His girlfriend Juliette (Nora Zehetner, from Rian Johnson's Brick), is a yoga instructor who senses she's losing him but doesn't know how to reach him.
His best friend, fashion photographer Wim (Dan Gill), reaches him by texting him photos of his sexual conquests, both with models and with his girlfriend, Sophie (Alexia Rasmussen).
After a late-night, drunken kiss, David becomes besotted with Sophie and begins using his new glasses to have a virtual affair with her.
Unfortunately for Creative Control, the affair feels empty, just as every other relationship feels empty. It almost doesn't matter if these characters jump into bed with each other or with avatars of each other. It's hard to feel anything either way.

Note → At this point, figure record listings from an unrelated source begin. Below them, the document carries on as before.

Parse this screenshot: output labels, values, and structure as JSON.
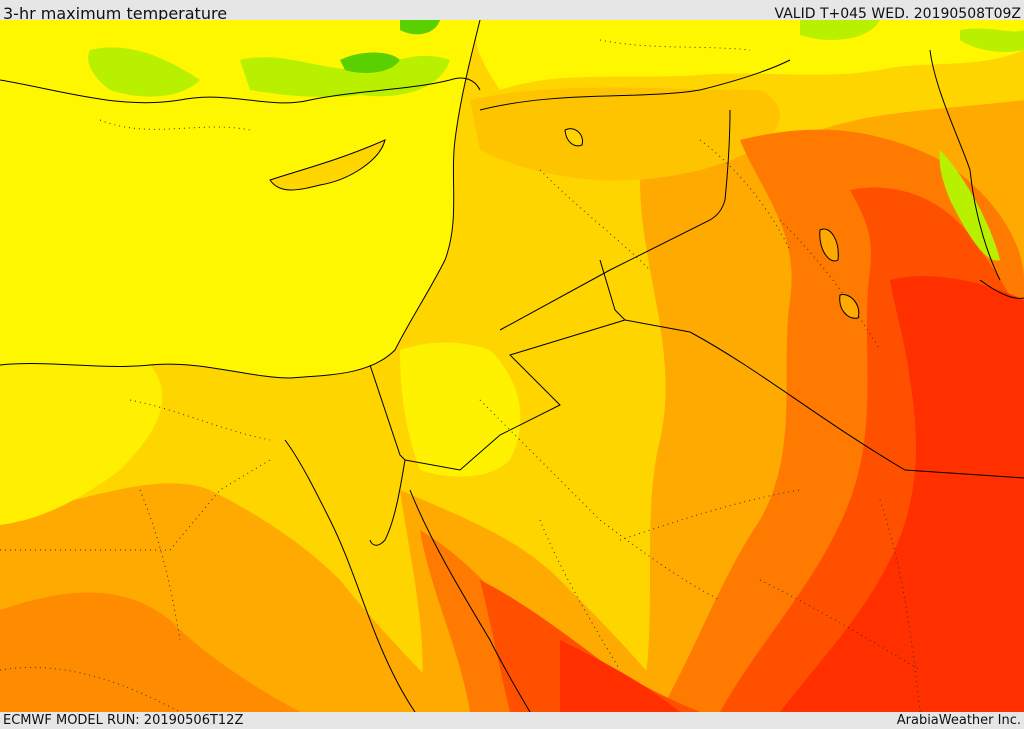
{
  "header": {
    "title": "3-hr maximum temperature",
    "valid_time": "VALID T+045 WED. 20190508T09Z"
  },
  "footer": {
    "model_run": "ECMWF MODEL RUN: 20190506T12Z",
    "provider": "ArabiaWeather Inc."
  },
  "map": {
    "field": "3-hr maximum temperature",
    "colors": {
      "green": "#7ee000",
      "light_green": "#b8f000",
      "yellow": "#fff700",
      "light_orange": "#ffd500",
      "orange": "#ffaa00",
      "dark_orange": "#ff7a00",
      "red_orange": "#ff5000",
      "red": "#ff2f00",
      "land_border": "#000000"
    }
  }
}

Not even the comedian Reggie Watts, playing himself, can add anything even remotely resembling a laugh (or a smile) to the proceedings.
On the plus side, the cinematography by Adam Newport-Berra is superb, creating a steely-sleek cityscape, and the digital effects are appropriately impressive.
If only the movie had done something... anything. It could have been dangerous like Kathryn Bigelow's Strange Days or creepy like David Cronenberg's eXistenZ or tender like Spike Jonze's Her or mysterious like Alex Garland's Ex Machina.
Instead we're left with a handful of grim, empty characters. In this world, it would certainly make sense to want to seek a kind of refuge inside virtual reality, pills, booze, or sex. Better still, how about a different movie?